Dengan sistem yang baru, ternyata kendaraan yang teregistrasi atau terdaftar naik secara signifikan, mencapai 5 juta unit dalam waktu 16 bulan. Hingga pada 2014, e-Tag dengan arus kendaraan tanpa berhenti untuk beberapa jalur (MLFF) diterapkan secara penuh.
Untuk itu, setiap kendaraan perlu diregistrasi dan dipasang alat seperti stiker seharga 2 dollar AS. Alat kecil yang sebenarnya merupakan pemancar gelombang itu biasanya dipasang di sisi kanan kaca depan kendaraan atau di lampu depan kendaraan sebelah kanan.
Hambatan
Dengan sistem itu, selain tidak perlu berhenti untuk bertransaksi, kendaraan dapat dipacu hingga di atas 100 km per jam. Pembayarannya pun dilakukan melalui dompet elektronik ataupun kartu kredit.
Meski demikian, bukan berarti tanpa hambatan. Dalam beberapa kasus, sistem pendeteksi tidak bisa membaca nomor kendaraan karena kotor, berubah warna, atau sengaja diubah oleh pemilik. Jika sistem tidak bisa mengenali, proses identifikasi dan pencocokan data dilakukan secara manual.

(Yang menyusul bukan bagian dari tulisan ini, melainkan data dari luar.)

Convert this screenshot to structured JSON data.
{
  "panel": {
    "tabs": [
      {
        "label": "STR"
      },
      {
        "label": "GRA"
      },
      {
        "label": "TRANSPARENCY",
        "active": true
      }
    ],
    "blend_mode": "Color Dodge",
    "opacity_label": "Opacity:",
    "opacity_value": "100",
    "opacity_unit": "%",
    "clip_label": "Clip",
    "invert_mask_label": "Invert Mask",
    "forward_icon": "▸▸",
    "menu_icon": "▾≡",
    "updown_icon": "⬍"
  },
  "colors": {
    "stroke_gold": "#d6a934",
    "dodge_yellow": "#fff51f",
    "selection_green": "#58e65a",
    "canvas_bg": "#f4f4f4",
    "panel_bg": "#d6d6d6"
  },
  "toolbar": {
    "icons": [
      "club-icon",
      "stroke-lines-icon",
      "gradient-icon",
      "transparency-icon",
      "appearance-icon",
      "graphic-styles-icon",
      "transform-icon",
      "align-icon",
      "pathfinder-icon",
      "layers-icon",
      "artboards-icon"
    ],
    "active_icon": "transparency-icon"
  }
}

Menurut Presiden FETC International Co Ltd YC Chang, sebagai sebuah pencapaian, otomatisasi jalan tol di Taiwan juga diwarnai kegagalan. Namun, mereka belajar dari situ serta mencermati kebiasaan masyarakat.
”Masyarakat tidak peduli soal teknologi yang digunakan, tapi yang penting adalah pelayanan. Ini soal manusia, tidak hanya soal proyek,” ujar Chang.
Di kawasan Asia Pasifik, beberapa negara lain, seperti di Hong Kong, Malaysia, Thailand, India, dan Singapura, juga terus mengembangkan teknologi untuk mendukung mobilitas orang dan barang. Masing-masing negara memiliki tantangan dan keunggulan masing-masing.
Di Hong Kong, misalnya, dengan penetrasi transportasi publik ke masyarakat lebih dari 90 persen, tidak ada investor yang berminat untuk mengembangkan transportasi dengan prinsip berbagi (sharing) sebagaimana terjadi di banyak negara.
Namun, tantangannya adalah memperluas cakupan internet di seluruh wilayah serta mengatasi ancaman populasi penduduk yang menua.
Di Singapura, menurut Group Director, Transportation and Road Operations, Land Transport Authority (LTA) Singapura Kian Keong Chin, sebagai negara dengan luas wilayah terbatas, pemakaian kendaraan pribadi harus dibatasi. Sebagai gantinya, transportasi publik ditambah, serta orang didorong untuk berjalan atau menggunakan sepeda. Setelah menerapkan mekanisme jalan berbayar dengan menempatkan alat di setiap kendaraan (OBU), pada 2020 mereka akan menerapkan sistem deteksi kendaraan berbasis satelit.
Indonesia pun telah memiliki peta jalan elektronifikasi di jalan tol. Tidak tanggung-tanggung, pemerintah menargetkan pada akhir 2018 arus kendaraan tanpa berhenti mulai diterapkan di jalan tol. Meski berperan penting, teknologi yang akan dipilih mesti disesuaikan dengan kebutuhan masyarakat Indonesia.
Elektronifikasi jalan tol berlanjut. Kini, pemerintah tengah menyiapkan lelang penyedia teknologi transaksi tanpa berhenti. Sejumlah perusahaan telah menawarkan teknologi terkait itu, antara lain dari Jepang, Taiwan, Hongaria, dan Korea. Namun, Menteri Pekerjaan Umum dan Perumahan Rakyat menyatakan akan memilih teknologi yang paling sesuai dengan kondisi di Indonesia sekaligus yang biayanya paling rendah.
Pemerintah juga tengah menyiapkan pembentukan perusahaan pengumpul transaksi tol secara elektronik (ETC). Transaksi tanpa berhenti di gerbang tol diharapan dapat diterapkan akhir tahun ini.